A federal judge in California recently ruled that PricewaterhouseCoopers, LLC (“PwC”) must defend against a class action claim of unintentional age discrimination.  Rabin v. PricewaterhouseCoopers LLP, No. 16-cv-02276-JST (N.D. Cal. Feb. 17, 2017).

On April 17, 2016, Steve Rabin, on behalf of himself and other similarly situated unsuccessful job applicants, filed a putative class action alleging that PwC maintains hiring policies and other employment practices that result in the disproportionate employment of younger applicants.  The complaint also contends that these policies and practices deter older individuals from even applying for jobs at PwC.

The complaint includes a disparate impact claim under the Age Discrimination in Employment Act (“ADEA”).  Disparate impact analysis allows an employment discrimination plaintiff to prevail without a showing of intentional discrimination.  This is done by demonstrating that the employment practice or policy at issue has a disproportionately adverse effect on members of a protected class as compared to those outside the protected class, even though the practice or policy being applied does not appear to be discriminatory on its face. Where a disparate impact is shown, the employer must prove that the practice or policy in question has a demonstrable relevance to the requirements of the job at issue and is consistent with business necessity.

The lawsuit against PwC challenges, among other things, the company’s alleged emphasis on recruiting and hiring college students for entry-level positions through on-campus programs.  According to the complaint, entry-level jobs are rarely advertised or posted on PwC’s website.  Instead, applicants must conduct job searches either through a designated school recruiter or through PwC’s Campus webpage, which the complaint alleges is a recruiting tool that requires applicants to list their college affiliation and college year, which precludes individuals who are no longer in school from submitting an application.  This practice, the complaint alleges, results in the disproportionate hiring of younger applicants.

PwC filed a motion for judgment on the pleadings, arguing that the ADEA does not permit job applicants to bring disparate impact claims.  PwC relied heavily on the Eleventh Circuit’s decision in Villarreal v.
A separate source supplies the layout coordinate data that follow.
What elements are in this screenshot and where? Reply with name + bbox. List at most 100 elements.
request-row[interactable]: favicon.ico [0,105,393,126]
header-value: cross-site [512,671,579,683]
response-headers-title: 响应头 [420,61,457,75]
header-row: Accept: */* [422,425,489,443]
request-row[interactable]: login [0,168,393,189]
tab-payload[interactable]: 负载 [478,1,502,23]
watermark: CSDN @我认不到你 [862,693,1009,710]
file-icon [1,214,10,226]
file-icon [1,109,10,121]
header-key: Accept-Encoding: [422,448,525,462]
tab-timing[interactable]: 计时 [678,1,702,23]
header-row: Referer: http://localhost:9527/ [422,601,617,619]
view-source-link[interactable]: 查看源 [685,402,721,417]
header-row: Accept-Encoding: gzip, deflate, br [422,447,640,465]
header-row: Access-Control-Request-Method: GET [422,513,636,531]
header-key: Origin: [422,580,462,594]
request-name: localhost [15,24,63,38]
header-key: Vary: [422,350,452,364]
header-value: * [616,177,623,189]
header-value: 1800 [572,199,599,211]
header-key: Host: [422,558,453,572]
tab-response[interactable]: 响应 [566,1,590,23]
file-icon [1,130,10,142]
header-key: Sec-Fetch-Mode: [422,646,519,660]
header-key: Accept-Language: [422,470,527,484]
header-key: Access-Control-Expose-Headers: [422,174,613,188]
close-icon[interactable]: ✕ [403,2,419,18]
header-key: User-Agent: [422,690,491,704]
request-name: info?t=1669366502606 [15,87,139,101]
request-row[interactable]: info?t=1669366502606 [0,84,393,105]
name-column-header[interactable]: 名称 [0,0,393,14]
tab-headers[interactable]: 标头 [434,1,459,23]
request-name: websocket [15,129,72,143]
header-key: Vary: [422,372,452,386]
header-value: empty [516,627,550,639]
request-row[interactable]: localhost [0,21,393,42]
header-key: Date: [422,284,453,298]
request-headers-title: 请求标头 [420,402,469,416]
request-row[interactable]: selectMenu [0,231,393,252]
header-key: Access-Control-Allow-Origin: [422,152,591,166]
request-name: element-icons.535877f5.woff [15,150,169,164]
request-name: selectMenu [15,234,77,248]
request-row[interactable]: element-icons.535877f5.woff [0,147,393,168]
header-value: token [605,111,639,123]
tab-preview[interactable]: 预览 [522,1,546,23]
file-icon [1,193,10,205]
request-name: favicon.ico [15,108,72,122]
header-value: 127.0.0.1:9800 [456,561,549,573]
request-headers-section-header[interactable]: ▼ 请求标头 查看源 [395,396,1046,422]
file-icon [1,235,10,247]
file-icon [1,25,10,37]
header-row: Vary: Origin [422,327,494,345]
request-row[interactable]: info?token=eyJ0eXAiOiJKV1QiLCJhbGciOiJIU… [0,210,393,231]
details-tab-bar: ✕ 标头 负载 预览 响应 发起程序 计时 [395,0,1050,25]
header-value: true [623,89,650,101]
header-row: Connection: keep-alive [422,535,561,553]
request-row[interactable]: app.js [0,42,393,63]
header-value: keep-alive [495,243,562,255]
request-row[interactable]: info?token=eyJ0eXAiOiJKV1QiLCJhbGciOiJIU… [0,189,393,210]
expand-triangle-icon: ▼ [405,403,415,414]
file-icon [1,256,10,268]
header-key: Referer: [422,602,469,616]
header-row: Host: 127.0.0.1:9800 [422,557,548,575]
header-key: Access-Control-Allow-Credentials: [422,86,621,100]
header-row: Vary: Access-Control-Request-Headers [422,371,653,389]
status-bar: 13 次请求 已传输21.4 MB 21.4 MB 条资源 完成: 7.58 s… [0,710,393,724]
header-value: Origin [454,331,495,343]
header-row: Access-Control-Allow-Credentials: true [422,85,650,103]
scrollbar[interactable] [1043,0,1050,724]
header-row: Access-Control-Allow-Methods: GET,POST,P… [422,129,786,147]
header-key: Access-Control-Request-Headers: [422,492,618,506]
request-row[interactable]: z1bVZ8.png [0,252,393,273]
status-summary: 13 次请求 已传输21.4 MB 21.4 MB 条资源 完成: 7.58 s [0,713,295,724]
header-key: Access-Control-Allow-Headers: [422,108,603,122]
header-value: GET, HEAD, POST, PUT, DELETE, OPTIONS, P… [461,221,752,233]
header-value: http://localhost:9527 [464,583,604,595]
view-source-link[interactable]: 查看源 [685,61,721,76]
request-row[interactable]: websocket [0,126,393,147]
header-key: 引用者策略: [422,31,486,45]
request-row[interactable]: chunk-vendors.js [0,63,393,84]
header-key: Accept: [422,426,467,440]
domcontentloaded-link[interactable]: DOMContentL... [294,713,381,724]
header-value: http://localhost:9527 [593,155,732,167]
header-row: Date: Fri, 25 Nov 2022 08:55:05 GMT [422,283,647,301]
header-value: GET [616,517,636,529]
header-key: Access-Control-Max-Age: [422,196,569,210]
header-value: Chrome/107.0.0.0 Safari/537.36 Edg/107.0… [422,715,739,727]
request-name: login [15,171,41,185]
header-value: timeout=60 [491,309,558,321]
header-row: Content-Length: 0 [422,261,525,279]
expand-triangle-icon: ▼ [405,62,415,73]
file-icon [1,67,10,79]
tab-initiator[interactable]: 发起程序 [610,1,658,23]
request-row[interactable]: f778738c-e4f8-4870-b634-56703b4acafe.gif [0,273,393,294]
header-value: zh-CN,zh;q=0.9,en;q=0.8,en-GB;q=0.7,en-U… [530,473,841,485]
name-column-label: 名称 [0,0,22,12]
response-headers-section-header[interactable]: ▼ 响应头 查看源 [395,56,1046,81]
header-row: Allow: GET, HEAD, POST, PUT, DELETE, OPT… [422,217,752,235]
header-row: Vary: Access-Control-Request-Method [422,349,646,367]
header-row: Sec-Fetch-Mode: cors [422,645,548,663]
R.J. Reynolds Tobacco Co., 839, F.3d 958 (11th Cir. 2016).  The Court in Villarreal focused on Section 4(a)(2) of the ADEA, which provides that it is unlawful for an employer “to limit, segregate, or classify his employees in any way which would deprive or tend to deprive any individual of employment opportunities or otherwise affect his status as an employee, because of such individual’s age.”   Based on this language, which refers only to one’s status as an employee, the Court in Villarreal held that employees, but not job applicants, have the right to bring disparate treatment claims.  The Villarreal decision also noted that other sections of the ADEA specifically use the words “status as an employee or applicant for employment,” so that Congress’s decision to omit job applicants from Section 4(a)(2) must mean something.

United States District Judge Jon S. Tigar rejected PwC’s argument and the Eleventh Circuit’s reading of the ADEA.  He wrote, “the most natural reading of Section 4(a)(2) plainly describes what PwC allegedly did to plaintiffs.” He noted that Mr. Rabin is an individual allegedly deprived of employment opportunities and denied status as an employee because of something the employer did to limit him.  Judge Tigar thought it would turn the ADEA on its head to say that this plaintiff could not bring a disparate impact claim because he was never actually hired.  Judge Tigar found that Supreme Court precedent, the EEOC’s interpretation of the ADEA, and the legislative history of the ADEA all support his interpretation of statute’s text, which he concluded permits job applicants, not just employees, to bring disparate impact claims.